This is a reference implementation of the following model:
Pena, R.F.O., Zaks, M., Roque, A.C. (2018).
Spontaneous activity dynamics in random networks of spiking neurons with synaptic noise.
Journal of Computational Neuroscience, 45:1–28. doi 10.1007/s10827-018-0688-6
The very same code can has functions to reproduce results from the following papers
Tomov, P. , Pena, R.F. , Roque, A.C., Zaks, M.A. (2016).
Mechanisms of self-sustained oscillatory states in hierarchical modular networks with mixtures of electrophysiological cell types.
Frontiers in Computational Neuroscience, 10:23. doi 10.3389/fncom.2016.00023
Tomov, P. ,Pena, R.F. , Zaks, M.A. , Roque,A.C.(2014).
Sustained oscillations, irregular firing, and chaotic dynamics in hierarchical modular networks with mixtures of electrophysiological cell types.
Frontiers in Computational Neuroscience, 8:103. doi 10.3389/fncom.2014.00103
## Platform information
**c++ (GCC):** 8.3.0
The network model is implemented using object-oriented programming in c++ .
For data processing and visualization we used standard functions available in Matlab.
## Code repository
This folder contains seven Python codes:
* **main.cpp:** Main script to run the simulations. Creates objects responsible for simulation and network structure.
* **simulation.cpp:** Class responsible to assemble network model structure and for running the simulation.
* **simulation.hpp:** Header file with definitions and macros.
* **izhi.cpp:** Class responsible for the neurons. Contain functions that take care of the integration.
* **izhi.hpp:** Header file with definitions and macros.
* **alphasynapse.cpp:** Class responsible for synapses. It is used in simulation to create connections among neurons.
* **alphasynapse.hpp:** Header file with definitions and macros.
## Running the code
The main script used to simulate the network is from the terminal is:
* **run.sh:** Script where parameters of interest are changed.

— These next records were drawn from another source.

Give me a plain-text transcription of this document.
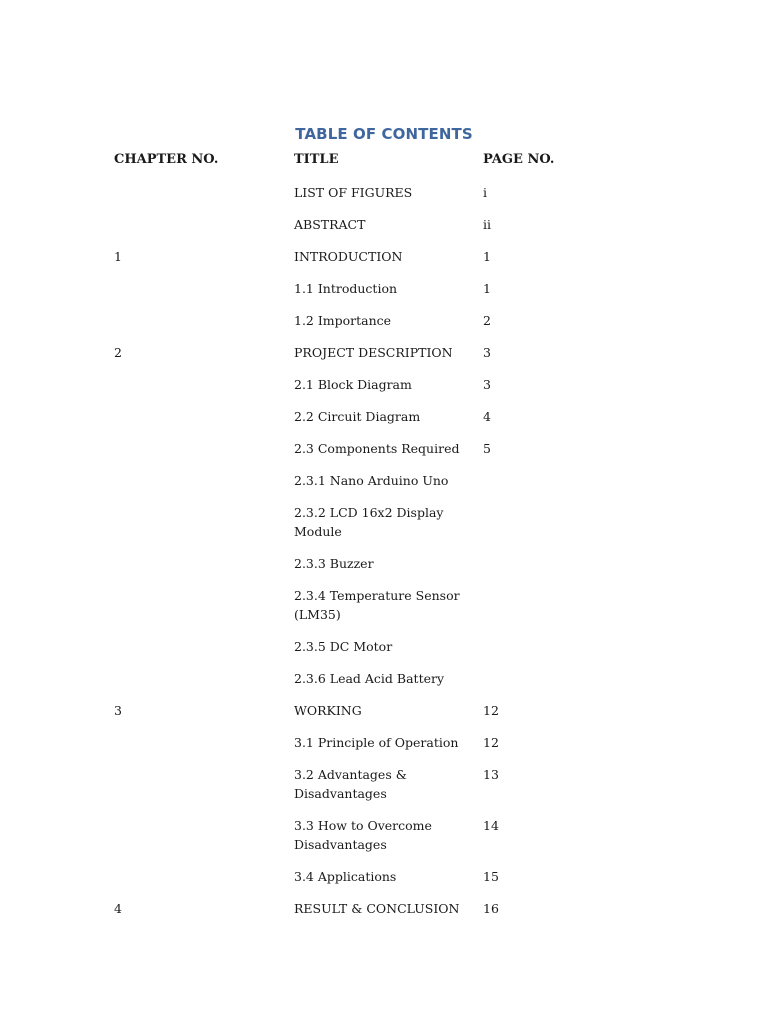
TABLE OF CONTENTS
CHAPTER NO.	TITLE	PAGE NO.
	LIST OF FIGURES	i
	ABSTRACT	ii
1	INTRODUCTION	1
	1.1 Introduction	1
	1.2 Importance	2
2	PROJECT DESCRIPTION	3
	2.1 Block Diagram	3
	2.2 Circuit Diagram	4
	2.3 Components Required	5
	2.3.1 Nano Arduino Uno	
	2.3.2 LCD 16x2 Display Module	
	2.3.3 Buzzer	
	2.3.4 Temperature Sensor (LM35)	
	2.3.5 DC Motor	
	2.3.6 Lead Acid Battery	
3	WORKING	12
	3.1 Principle of Operation	12
	3.2 Advantages & Disadvantages	13
	3.3 How to Overcome Disadvantages	14
	3.4 Applications	15
4	RESULT & CONCLUSION	16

An example of how to run the scrip:
Before running the scrip, the code must be compiled:
c++ *cpp -o code.out
After running the simulations, the code generates three files
raster.dat = matrix containing raster plot information. First column contains neuron index, then every line contains
listsyn_M0_In_2_Ex2_3_Sim_121_NumSim_1.dat = Connectivity matrix
ex12in_M0_In_2_Ex2_3_Sim_121_NumSim_1.dat = Neuron type
We have included a Matlab code in order to create a figure of the raster plot.
The default parameters should create a similar raster plot like the one in Fig.8 from the paper.
It is expected that the figure won't be the same given its stochastic nature.